The idea to establish a setting for efficient cooperation between European law enforcement authorities to tackle transnational crime is almost as old as the notion of European unity itself. Born out of concerns about international terrorism in the 1970s, the idea soon grew to cover other areas of cross-border crime within the European Community. In 1999, Europol, the European Police Office, was established mainly as an intelligence broker for coordinated police work in the European Union.
In today’s Europe of open borders, the threats to our security are not diminishing. Organised crime groups, terrorist attacks, pan-European fraud networks and international drug cartels are only a few examples in this context. New dangers are emerging in the form of cybercrime, VAT fraud and other sophisticated crimes which abuse modern technology and the freedoms offered by the EU’s open borders.
To counter these threats and protect the internal security of the European Union and the safety of its citizens, Europol and its staff of more than 900 have been vested with unprecedented powers, competences and resources.
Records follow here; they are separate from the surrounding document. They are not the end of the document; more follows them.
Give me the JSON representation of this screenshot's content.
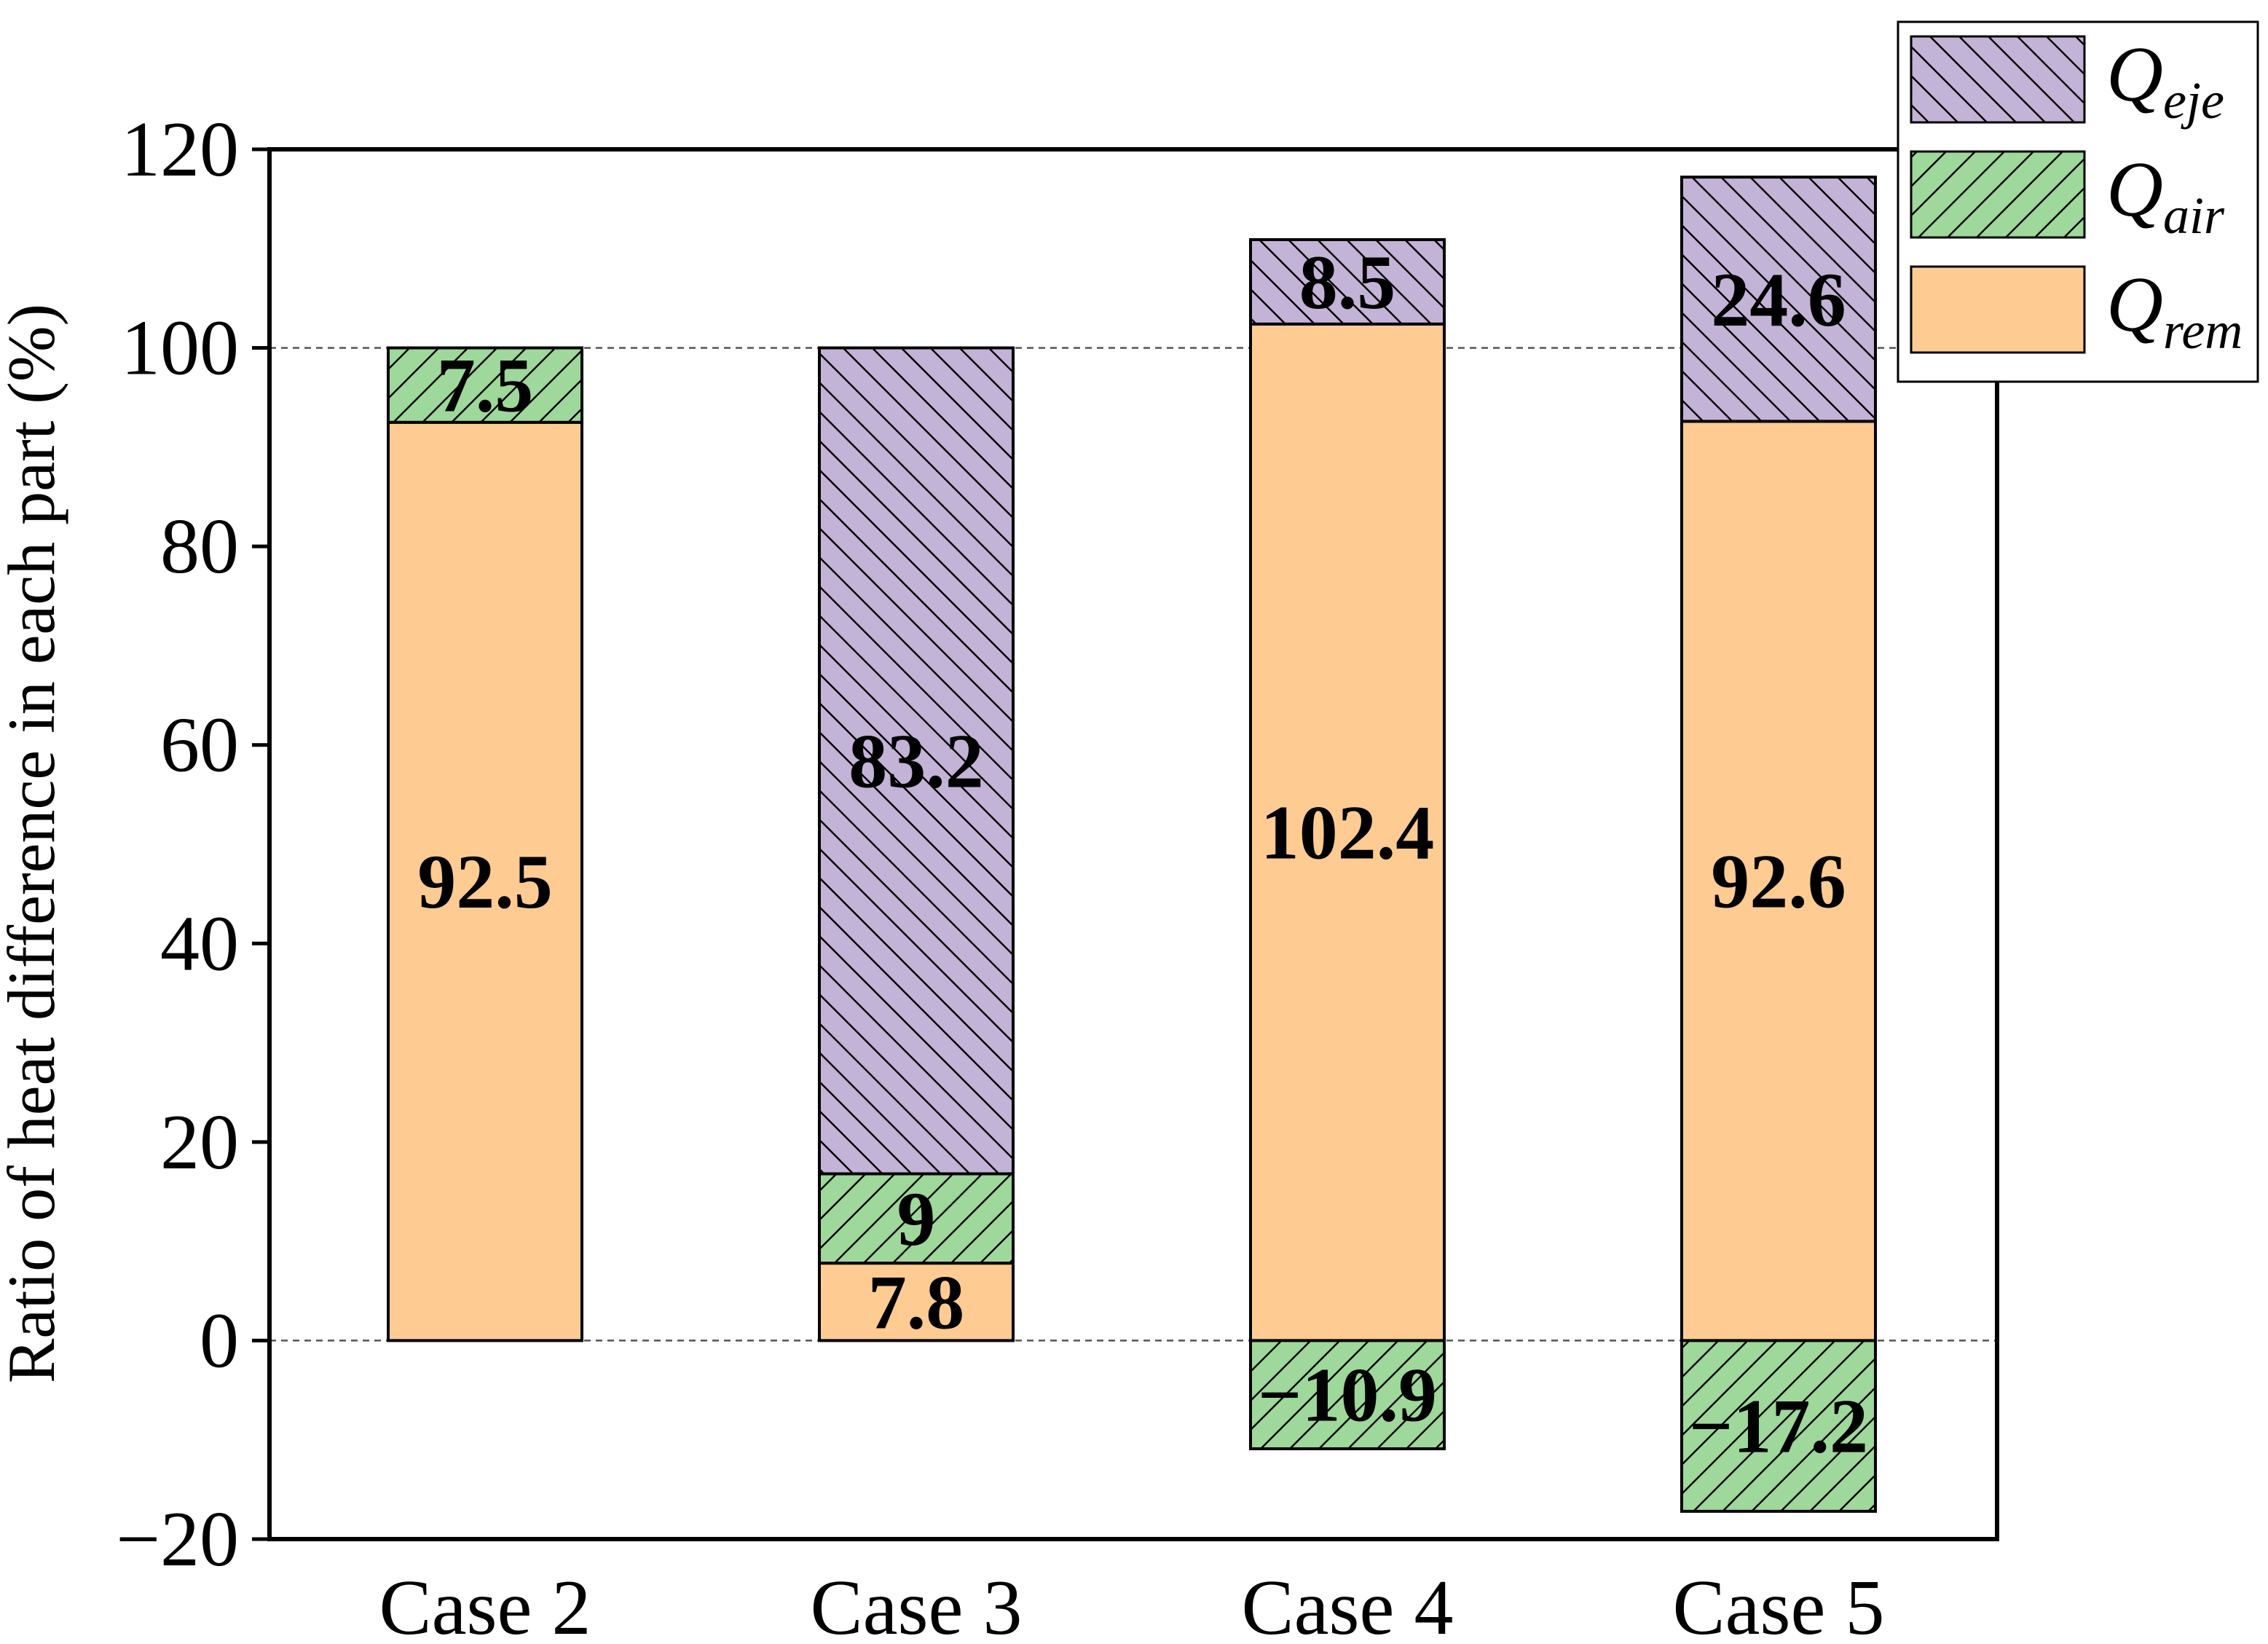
{
  "chart_data": {
    "type": "bar",
    "stacked": true,
    "title": "",
    "xlabel": "",
    "ylabel": "Ratio of heat difference in each part (%)",
    "categories": [
      "Case 2",
      "Case 3",
      "Case 4",
      "Case 5"
    ],
    "ylim": [
      -20,
      120
    ],
    "yticks": [
      -20,
      0,
      20,
      40,
      60,
      80,
      100,
      120
    ],
    "ytick_labels": [
      "−20",
      "0",
      "20",
      "40",
      "60",
      "80",
      "100",
      "120"
    ],
    "reference_lines": [
      0,
      100
    ],
    "series": [
      {
        "key": "rem",
        "name": "Q",
        "subscript": "rem",
        "color": "#FECB93",
        "hatch": "none",
        "values": [
          92.5,
          7.8,
          102.4,
          92.6
        ],
        "labels": [
          "92.5",
          "7.8",
          "102.4",
          "92.6"
        ]
      },
      {
        "key": "air",
        "name": "Q",
        "subscript": "air",
        "color": "#9ED89A",
        "hatch": "forward",
        "values": [
          7.5,
          9,
          -10.9,
          -17.2
        ],
        "labels": [
          "7.5",
          "9",
          "−10.9",
          "−17.2"
        ]
      },
      {
        "key": "eje",
        "name": "Q",
        "subscript": "eje",
        "color": "#C3B3D6",
        "hatch": "back",
        "values": [
          0,
          83.2,
          8.5,
          24.6
        ],
        "labels": [
          "",
          "83.2",
          "8.5",
          "24.6"
        ]
      }
    ],
    "legend": {
      "position": "top-right",
      "order": [
        "eje",
        "air",
        "rem"
      ]
    }
  }
}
The European Union Agency for Law Enforcement Cooperation is established with a view to support cooperation among law enforcement authorities in the EU. In that sense, Europol is often perceived as some kind of ‘European FBI’. However, Europol agents are not armed with guns, searching for criminals out on the streets. Its officers have no direct enforcement powers. Instead, when Europol officials enter the field, they do so in a supportive function and under the lead of national authorities.
Nevertheless, Europol has powerful weapons of its own. The agency is a hub of information, a centre of criminal intelligence and the working place for top analysts and experts from all EU Member States. Like the spider’s web that is part of its logo, Europol interconnects the national law enforcement authorities of the European Union, receives and distributes information, and coordinates joint operations.